In the usual process of running or walking, before each foot falls to the ground, the forward speed component of the foot is deliberately reduced to zero by the person, and the elastic energy storage effect of the human body is not good, so that the waste of kinetic energy is caused. For the wearer of the walking assist device of this embodiment, the forward velocity component of each foot prior to landing does not need to be deliberately reduced to zero, i.e., each foot has both a downward and a forward velocity component when landing. Since the annular elastic body 3 is capable of being elastically deformed in both the direction perpendicular to the footboard 2 and the direction parallel to the footboard 2, it is inevitable that it is capable of being elastically deformed in both the up-down direction and the front-rear direction with respect to the ground. Thus, the kinetic energy generated by each foot of the wearer, on landing, both its downward and forward velocity components, can be stored in the form of elastic potential energy in the ring-like elastic body 3; when the foot is lifted off, the elastic potential energy stored in the annular elastic body 3 is converted back into kinetic energy again, so that the energy is efficiently utilized. The wearer can adjust the stepping posture and the stepping frequency of the wearer, so long as the wearer can ensure that the rubber anti-slip pad 7 and the ground do not slip in the whole process from falling to leaving, and the energy waste is avoided.

Claims (6)

1. The walking assisting device is characterized by comprising a left half part and a right half part, wherein the left half part and the right half part are bilaterally symmetrical to each other, each half part further comprises a walking rod, a pedal plate and an elastic body, the pedal plate is fixed at the lower end of the walking rod, and the pedal plate and the walking rod are supported on the ground through the elastic body.

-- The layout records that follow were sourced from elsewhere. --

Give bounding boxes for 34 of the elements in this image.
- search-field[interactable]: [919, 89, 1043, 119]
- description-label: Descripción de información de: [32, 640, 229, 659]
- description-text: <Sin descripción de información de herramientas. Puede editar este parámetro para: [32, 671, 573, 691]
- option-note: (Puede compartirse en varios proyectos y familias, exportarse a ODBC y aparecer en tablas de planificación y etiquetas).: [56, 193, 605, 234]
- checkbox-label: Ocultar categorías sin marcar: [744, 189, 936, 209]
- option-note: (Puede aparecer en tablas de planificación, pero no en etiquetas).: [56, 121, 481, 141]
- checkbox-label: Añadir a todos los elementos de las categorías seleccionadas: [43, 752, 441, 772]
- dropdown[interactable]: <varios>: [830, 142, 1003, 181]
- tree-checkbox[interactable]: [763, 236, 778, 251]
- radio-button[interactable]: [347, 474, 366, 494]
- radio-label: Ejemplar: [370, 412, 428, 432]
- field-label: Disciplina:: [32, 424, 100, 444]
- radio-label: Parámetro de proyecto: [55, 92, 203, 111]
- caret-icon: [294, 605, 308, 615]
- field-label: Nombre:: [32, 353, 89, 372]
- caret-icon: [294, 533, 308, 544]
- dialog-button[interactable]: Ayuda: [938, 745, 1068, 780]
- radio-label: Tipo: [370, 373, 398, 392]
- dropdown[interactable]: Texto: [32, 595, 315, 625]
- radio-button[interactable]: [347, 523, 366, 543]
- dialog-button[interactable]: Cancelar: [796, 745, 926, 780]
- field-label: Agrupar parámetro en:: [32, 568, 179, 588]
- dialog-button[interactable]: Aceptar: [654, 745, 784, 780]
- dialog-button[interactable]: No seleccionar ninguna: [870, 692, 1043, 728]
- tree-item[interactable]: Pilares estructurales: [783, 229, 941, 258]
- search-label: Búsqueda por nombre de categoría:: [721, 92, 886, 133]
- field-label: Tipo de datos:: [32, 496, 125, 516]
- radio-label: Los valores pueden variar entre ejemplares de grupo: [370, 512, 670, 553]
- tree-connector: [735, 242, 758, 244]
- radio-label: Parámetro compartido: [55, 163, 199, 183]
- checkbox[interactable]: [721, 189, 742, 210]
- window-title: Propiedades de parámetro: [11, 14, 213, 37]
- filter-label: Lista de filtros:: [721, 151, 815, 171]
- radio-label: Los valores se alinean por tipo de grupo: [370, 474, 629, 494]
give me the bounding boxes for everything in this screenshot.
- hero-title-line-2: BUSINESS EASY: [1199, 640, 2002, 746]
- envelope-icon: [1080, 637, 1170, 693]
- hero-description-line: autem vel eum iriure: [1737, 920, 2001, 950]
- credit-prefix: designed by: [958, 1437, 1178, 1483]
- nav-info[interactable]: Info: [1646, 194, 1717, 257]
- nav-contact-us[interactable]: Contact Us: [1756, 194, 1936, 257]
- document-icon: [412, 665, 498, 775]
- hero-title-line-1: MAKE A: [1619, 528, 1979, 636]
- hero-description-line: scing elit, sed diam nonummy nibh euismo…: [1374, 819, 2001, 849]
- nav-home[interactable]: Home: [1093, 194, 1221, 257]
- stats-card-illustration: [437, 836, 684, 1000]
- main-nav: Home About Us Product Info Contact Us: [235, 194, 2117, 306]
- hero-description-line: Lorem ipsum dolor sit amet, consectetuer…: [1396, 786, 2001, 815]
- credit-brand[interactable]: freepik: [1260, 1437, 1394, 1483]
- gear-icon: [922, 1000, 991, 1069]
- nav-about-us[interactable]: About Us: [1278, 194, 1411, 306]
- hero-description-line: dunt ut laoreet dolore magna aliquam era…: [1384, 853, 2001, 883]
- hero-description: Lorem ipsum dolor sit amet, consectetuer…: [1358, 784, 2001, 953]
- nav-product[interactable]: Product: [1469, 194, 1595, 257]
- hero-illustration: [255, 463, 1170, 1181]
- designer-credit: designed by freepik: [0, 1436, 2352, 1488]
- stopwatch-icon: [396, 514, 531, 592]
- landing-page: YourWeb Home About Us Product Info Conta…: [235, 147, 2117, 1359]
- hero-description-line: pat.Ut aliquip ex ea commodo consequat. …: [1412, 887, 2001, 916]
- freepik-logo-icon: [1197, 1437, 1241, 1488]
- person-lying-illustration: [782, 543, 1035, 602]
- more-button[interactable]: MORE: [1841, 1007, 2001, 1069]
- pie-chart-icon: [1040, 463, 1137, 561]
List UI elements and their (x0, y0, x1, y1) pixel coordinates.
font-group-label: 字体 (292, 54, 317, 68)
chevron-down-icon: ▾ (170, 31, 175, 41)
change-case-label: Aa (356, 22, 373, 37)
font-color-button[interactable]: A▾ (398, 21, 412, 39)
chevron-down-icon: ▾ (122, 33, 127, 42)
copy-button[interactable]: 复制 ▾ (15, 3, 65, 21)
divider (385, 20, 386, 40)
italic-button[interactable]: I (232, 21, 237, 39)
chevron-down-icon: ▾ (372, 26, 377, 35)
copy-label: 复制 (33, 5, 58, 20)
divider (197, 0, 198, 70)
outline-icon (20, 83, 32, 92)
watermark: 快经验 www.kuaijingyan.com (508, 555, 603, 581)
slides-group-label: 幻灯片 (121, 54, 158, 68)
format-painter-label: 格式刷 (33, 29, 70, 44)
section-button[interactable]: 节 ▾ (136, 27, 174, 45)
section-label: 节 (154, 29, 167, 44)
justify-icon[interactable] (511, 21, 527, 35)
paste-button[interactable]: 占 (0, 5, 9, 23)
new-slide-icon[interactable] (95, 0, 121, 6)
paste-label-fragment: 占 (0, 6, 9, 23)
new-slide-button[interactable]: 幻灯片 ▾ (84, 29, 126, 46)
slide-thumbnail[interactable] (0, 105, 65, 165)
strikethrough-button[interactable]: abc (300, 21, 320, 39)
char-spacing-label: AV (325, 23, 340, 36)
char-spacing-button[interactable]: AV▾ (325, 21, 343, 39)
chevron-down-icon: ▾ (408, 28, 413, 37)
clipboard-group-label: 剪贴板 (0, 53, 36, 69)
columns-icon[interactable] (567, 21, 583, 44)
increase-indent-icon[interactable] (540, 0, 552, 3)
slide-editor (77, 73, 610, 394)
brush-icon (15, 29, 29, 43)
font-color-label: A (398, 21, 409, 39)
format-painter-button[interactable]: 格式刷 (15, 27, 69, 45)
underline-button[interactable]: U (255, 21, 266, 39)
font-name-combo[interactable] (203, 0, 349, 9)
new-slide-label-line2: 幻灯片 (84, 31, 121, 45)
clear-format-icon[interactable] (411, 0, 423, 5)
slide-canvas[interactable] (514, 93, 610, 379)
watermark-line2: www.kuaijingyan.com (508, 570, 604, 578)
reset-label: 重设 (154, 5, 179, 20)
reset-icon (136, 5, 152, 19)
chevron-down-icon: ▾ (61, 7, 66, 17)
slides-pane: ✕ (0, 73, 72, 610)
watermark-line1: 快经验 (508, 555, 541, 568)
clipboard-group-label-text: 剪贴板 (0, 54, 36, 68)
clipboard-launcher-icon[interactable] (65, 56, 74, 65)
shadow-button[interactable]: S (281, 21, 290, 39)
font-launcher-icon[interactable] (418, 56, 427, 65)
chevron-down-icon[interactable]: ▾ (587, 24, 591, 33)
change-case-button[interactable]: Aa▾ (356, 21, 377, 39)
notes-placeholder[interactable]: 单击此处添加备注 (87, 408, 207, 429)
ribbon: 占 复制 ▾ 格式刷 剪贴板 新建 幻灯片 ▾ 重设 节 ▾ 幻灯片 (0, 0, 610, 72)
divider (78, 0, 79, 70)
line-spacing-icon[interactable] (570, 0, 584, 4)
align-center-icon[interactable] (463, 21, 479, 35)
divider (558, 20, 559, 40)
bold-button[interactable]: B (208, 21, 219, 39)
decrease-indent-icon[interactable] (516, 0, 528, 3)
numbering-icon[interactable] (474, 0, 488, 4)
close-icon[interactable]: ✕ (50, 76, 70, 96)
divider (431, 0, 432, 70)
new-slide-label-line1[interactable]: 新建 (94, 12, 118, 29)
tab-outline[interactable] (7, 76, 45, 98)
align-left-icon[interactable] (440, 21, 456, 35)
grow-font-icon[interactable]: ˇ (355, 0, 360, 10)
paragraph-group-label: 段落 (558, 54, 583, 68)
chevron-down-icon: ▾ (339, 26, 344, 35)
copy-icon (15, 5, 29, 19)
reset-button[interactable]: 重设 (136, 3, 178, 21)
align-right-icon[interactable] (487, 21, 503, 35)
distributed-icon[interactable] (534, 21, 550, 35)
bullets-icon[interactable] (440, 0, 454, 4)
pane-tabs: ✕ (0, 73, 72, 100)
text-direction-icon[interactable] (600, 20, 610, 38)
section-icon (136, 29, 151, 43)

2. The walking assist device of claim 1, wherein said elastic body is capable of being elastically deformed in both a direction perpendicular to said footboard and a direction parallel to said footboard.

3. The walking assist device of claim 1, wherein said walking bar is of truss construction and is provided with a handle at its top end.

4. The walking assist device of claim 2, wherein said elastomer is a ring-like elastomer, and wherein said ring-like elastomer is fixedly attached to said foot pedal.

5. The walking assist device of claim 4, wherein said walking beam further continues to extend downward a portion after being fixedly coupled to said foot pedal.

6. The walking assist device of claim 5, wherein the lower extension of said walking beam is connected with elastic cords to the front and rear ends of said ring-like elastic body, respectively.